近年、航空レーザ測量の普及により、全国的に高解像度・高精度な標高データ(DEM)が整備されてきている。これらのDEMを用いた地形解析では、宅地化等に伴う人工地形の存在とスケール問題(Iwahashi et al., 2021)により、低地における自然地形の地形量の算出は困難となっている。本研究では、QGISとDEMを用いた地形判読・地形解析により、これらの地形量の算出に適したDEMの作成を試みた。

2. 作成手法

(a) 自然地形DEM 基盤地図情報のレーザ測量によるDEM5Aから詳細な標高段彩図を作成し、主に昭和期以降の人工改変(盛土・切土)による高度の変化がほとんどないと考えられる地点(田畑や、集落内の古い道路など)を判読した。QGISを用いてその地点のポイントデータ(ポイント密度は微地形の存在や傾斜変換点を考慮して加減し、100m2あたり約1~5点)を作成した。属性にDEM5Aの標高値を付与し、ラスタ化処理した後に内挿補間して15mメッシュDEMを作成し、最後に平滑化処理を行った。平滑化にはWhitebox ToolsのBilateralFilterを使用し、パラメータはDistance標準偏差を2、Intensity標準偏差を5とした。

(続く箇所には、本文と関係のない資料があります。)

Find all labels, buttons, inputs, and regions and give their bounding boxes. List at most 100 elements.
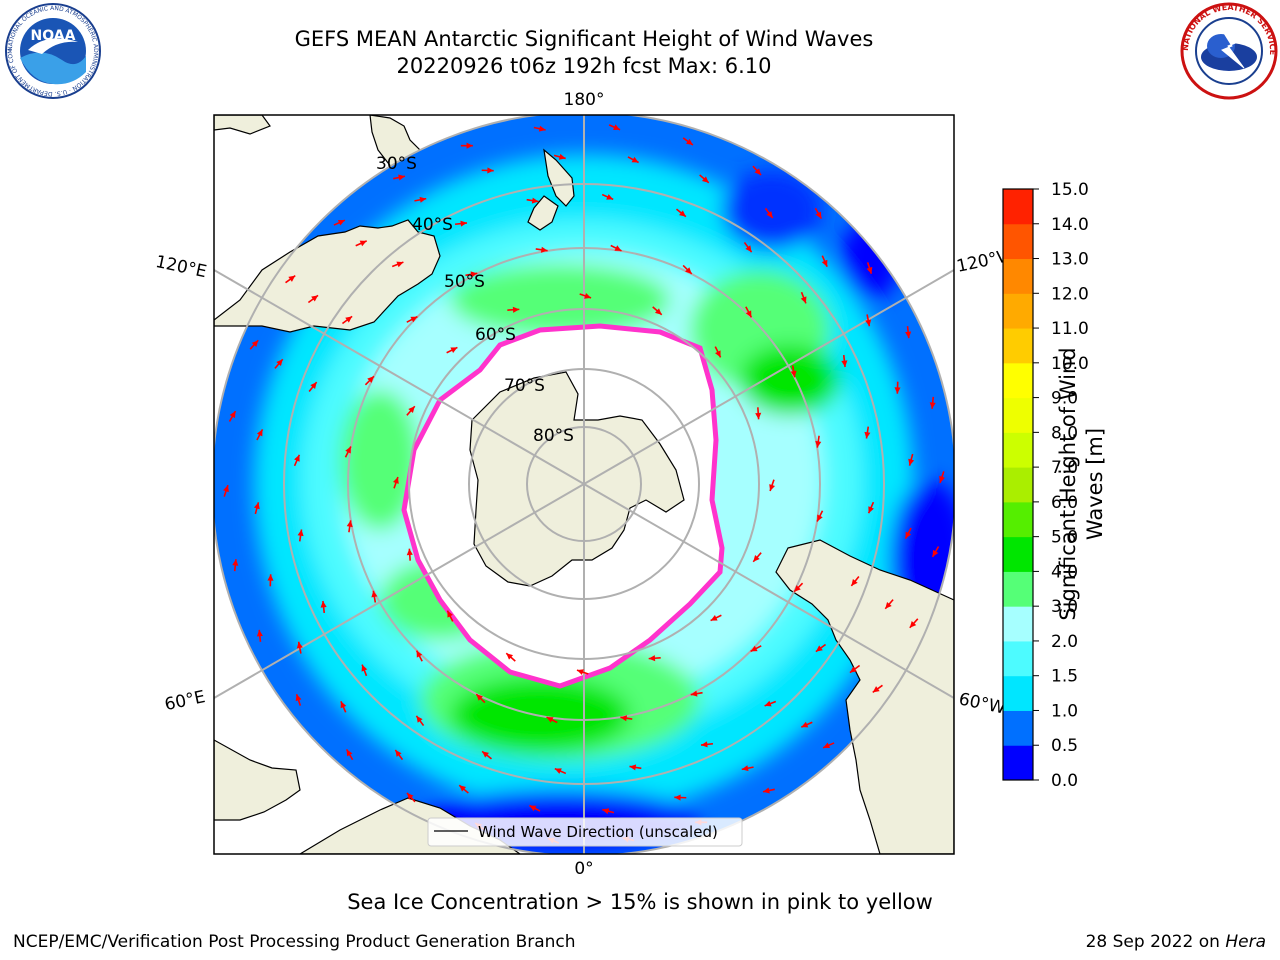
- wave-arrow-head: [506, 653, 514, 660]
- wave-arrow-head: [868, 506, 874, 514]
- colorbar-tick-label: 1.0: [1051, 701, 1078, 721]
- wave-arrow-head: [538, 125, 546, 132]
- lat-label-50s: 50°S: [444, 272, 485, 292]
- wave-arrow-head: [745, 245, 752, 253]
- wave-arrow-head: [395, 749, 402, 757]
- wave-arrow-head: [459, 785, 467, 792]
- colorbar: 0.0 0.5 1.0 1.5 2.0 3.0 4.0 5.0 6.0 7.0 8.0 9.0 10.0…: [1002, 180, 1089, 791]
- colorbar-swatch: [1003, 571, 1033, 607]
- wave-arrow-head: [512, 306, 520, 313]
- wave-arrow-head: [885, 601, 892, 609]
- wave-arrow-head: [546, 717, 554, 723]
- wave-arrow-head: [540, 246, 548, 253]
- wave-arrow-head: [340, 701, 347, 709]
- wave-arrow-head: [288, 275, 296, 282]
- wave-arrow-head: [905, 331, 912, 339]
- wave-arrow-head: [584, 292, 592, 299]
- latitude-labels: 30°S 40°S 50°S 60°S 70°S 80°S: [376, 154, 574, 446]
- wave-direction-arrows: [223, 124, 945, 844]
- wave-arrow-head: [337, 219, 345, 226]
- wave-arrow-head: [311, 295, 319, 302]
- footer-date: 28 Sep 2022 on Hera: [1086, 932, 1266, 952]
- wave-arrow-head: [606, 194, 614, 200]
- wave-arrow-head: [939, 475, 945, 483]
- colorbar-swatch: [1003, 189, 1033, 225]
- wave-arrow-head: [345, 316, 353, 323]
- colorbar-swatch: [1003, 397, 1033, 433]
- wave-arrow-head: [406, 548, 413, 556]
- wave-arrow-head: [686, 138, 693, 146]
- wave-arrow-head: [674, 794, 681, 801]
- colorbar-tick-label: 3.0: [1051, 597, 1078, 617]
- wave-arrow-head: [346, 749, 353, 757]
- wave-arrow-head: [614, 245, 622, 251]
- colorbar-swatch: [1003, 606, 1033, 642]
- wave-arrow-head: [701, 176, 709, 183]
- wave-arrow-head: [872, 686, 880, 693]
- wave-arrow-head: [908, 458, 915, 466]
- wave-arrow-head: [679, 210, 686, 217]
- wave-arrow-head: [361, 664, 368, 672]
- wave-arrow-head: [460, 220, 467, 227]
- lon-label-60w: 60°W: [957, 689, 1007, 718]
- wave-arrow-head: [276, 359, 283, 367]
- chart-subtitle: 20220926 t06z 192h fcst Max: 6.10: [396, 54, 772, 78]
- wave-arrow-head: [408, 406, 415, 414]
- colorbar-swatch: [1003, 432, 1033, 468]
- wave-arrow-head: [817, 514, 823, 522]
- legend-label: Wind Wave Direction (unscaled): [478, 823, 718, 841]
- wave-arrow-head: [256, 629, 263, 637]
- wave-arrow-head: [613, 124, 621, 130]
- wave-arrow-head: [267, 574, 274, 581]
- wave-arrow-head: [392, 476, 399, 484]
- lat-label-60s: 60°S: [475, 325, 516, 345]
- wave-arrow-head: [416, 650, 423, 658]
- wave-arrow-head: [296, 641, 303, 649]
- wave-arrow-head: [419, 196, 427, 203]
- lat-label-80s: 80°S: [533, 426, 574, 446]
- wave-arrow-head: [416, 715, 423, 723]
- wave-arrow-head: [294, 454, 300, 462]
- wave-arrow-head: [866, 266, 873, 274]
- wave-arrow-head: [841, 360, 848, 367]
- lightning-icon: [1221, 29, 1245, 69]
- wave-arrow-head: [685, 267, 692, 274]
- map-frame-content: Wind Wave Direction (unscaled): [214, 115, 954, 854]
- wave-arrow-head: [790, 370, 797, 378]
- wave-arrow-head: [554, 768, 562, 774]
- colorbar-swatch: [1003, 745, 1033, 781]
- wave-arrow-head: [229, 411, 236, 419]
- wave-arrow-head: [251, 340, 259, 347]
- colorbar-tick-label: 9.0: [1051, 389, 1078, 409]
- colorbar-tick-label: 15.0: [1051, 180, 1089, 200]
- footer-host: Hera: [1225, 932, 1266, 952]
- colorbar-tick-label: 4.0: [1051, 562, 1078, 582]
- lon-label-0: 0°: [574, 859, 593, 879]
- chart-title: GEFS MEAN Antarctic Significant Height o…: [294, 27, 874, 51]
- footer-date-text: 28 Sep 2022 on: [1085, 932, 1226, 952]
- wave-arrow-head: [905, 531, 912, 539]
- wave-arrow-head: [648, 655, 656, 662]
- colorbar-tick-label: 7.0: [1051, 458, 1078, 478]
- wave-arrow-head: [800, 296, 807, 304]
- wave-arrow-head: [823, 742, 831, 749]
- wave-arrow-head: [932, 549, 939, 557]
- wave-arrow-head: [346, 520, 353, 528]
- colorbar-tick-label: 1.5: [1051, 667, 1078, 687]
- wave-arrow-head: [447, 610, 453, 618]
- wave-arrow-head: [766, 211, 773, 219]
- lon-label-120e: 120°E: [154, 252, 209, 282]
- map-legend: Wind Wave Direction (unscaled): [427, 817, 743, 847]
- colorbar-swatch: [1003, 362, 1033, 399]
- colorbar-swatch: [1003, 223, 1033, 260]
- madagascar-region: [214, 739, 301, 821]
- wave-arrow-head: [253, 502, 260, 510]
- graticule: [214, 115, 954, 854]
- wave-arrow-head: [763, 787, 770, 794]
- colorbar-swatch: [1003, 640, 1033, 677]
- colorbar-ticks: 0.0 0.5 1.0 1.5 2.0 3.0 4.0 5.0 6.0 7.0 8.0 9.0 10.0…: [1033, 180, 1089, 791]
- wave-arrow-head: [466, 142, 473, 149]
- wave-arrow-head: [745, 310, 752, 318]
- wave-arrow-head: [909, 621, 917, 628]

(b) 一般面DEM (a)に平滑化処理を4回行い、低地の一般面(微地形を除いた地形面)を表現したDEMを作成した。平滑化にはBilateralFilterを使用し、パラメータはDistance標準偏差を100、Intensity標準偏差を1とした。大局的な低地の傾斜を算出できるほか、曲率計算により蛇行帯を定量的に抽出できると考えられる。

(c) 微地形DEM (a)から(b)を差分して、微地形を表現したDEMを作成した。微地形の比高等を算出できるほか、自然堤防・浜堤・旧河道等を定量的に抽出できると考えられる。

(d) 人工地形DEM DEM5Aから(a)を差分して、人工地形を表現したDEMを作成した。低地の改変地における盛土の層厚等を算出できる。

引用文献:Iwahashi et al.(2021)PEPS.8(1).